Читать книгу Childish Things - Marita van der Vyver - Страница 9
How will we know which side to choose?
Оглавление‘So South Africa is finally getting TV,’ Simon grinned behind the steering wheel of Pa’s new kombi. ‘Any day now we’ll have the idea that we’re living in a civilised country!’
‘Yes, I hear they’re starting test broadcasts in Johannesburg next month.’ I stared through the window. I was tired of seeing only green all day. It was supposed to be autumn but in this region the plants evidently took no notice of seasons. ‘Here in the back of beyond we probably won’t be able to get it for years.’
In the Cape the trees would be losing their leaves now, the vineyards turning gold and the weather becoming a little cooler each day. Here it was always hot, hot and green. So hot and green it was enough to make you puke. We drove past a clump of the burning trees that also grew in the hostel gardens. Long brown seed pods hung from the branches like Christmas decorations out of season. Flamboyant, Pa had said when I’d asked him what kind of tree it was. No, I don’t mean the tree’s appearance, I said, I want to know what it’s called. Flamboyant, Pa had said again, a flamboyant flamboyant – like a sweet sweet or a sore sore.
‘What do you think of the kombi?’ I asked.
My brother’s upper arm bulged every time he changed gear.
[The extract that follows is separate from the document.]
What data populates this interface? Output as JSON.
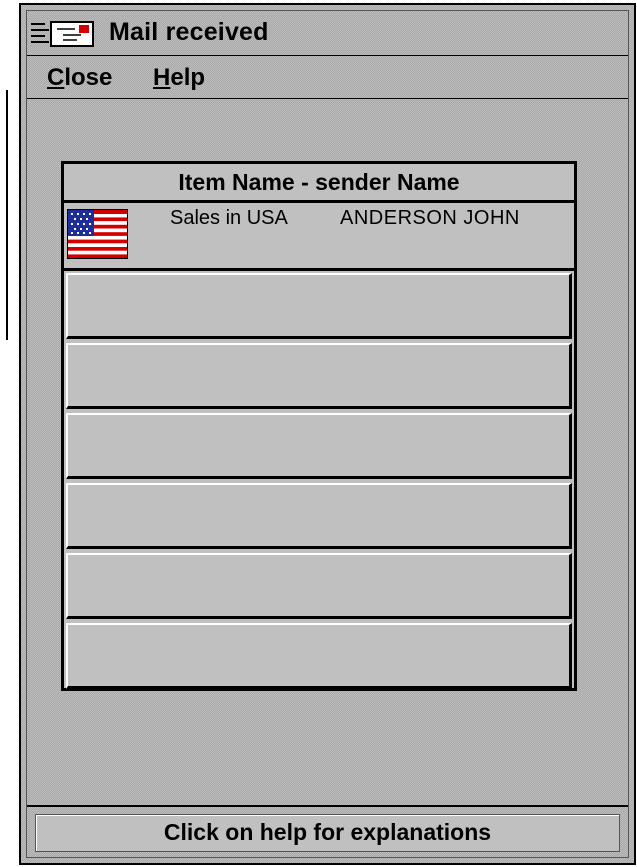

The muscles in his arms were as new to me as the car. That’s why National Service was a good thing, Ma said. It changed boys into men. It also changed them in other ways, I had decided over the past weekend.
‘What’s the idea?’ Simon switched on the car radio, pulled a face when he heard boeremusiek and immediately switched it off. ‘A kombi is a great car for a surfer. But if Pa wants to be a farmer, why doesn’t he buy a pick-up or a four-wheel drive?’
‘You know Pa doesn’t really want to be a farmer, Simon! He likes the idea of living on a farm, but surely you don’t expect him to do a farmer’s work, do you?’
‘Well, who is supposed to do it?’
‘Who do you think?’
‘Ma?’ Simon shook his head. ‘She’s going to leave him one day.’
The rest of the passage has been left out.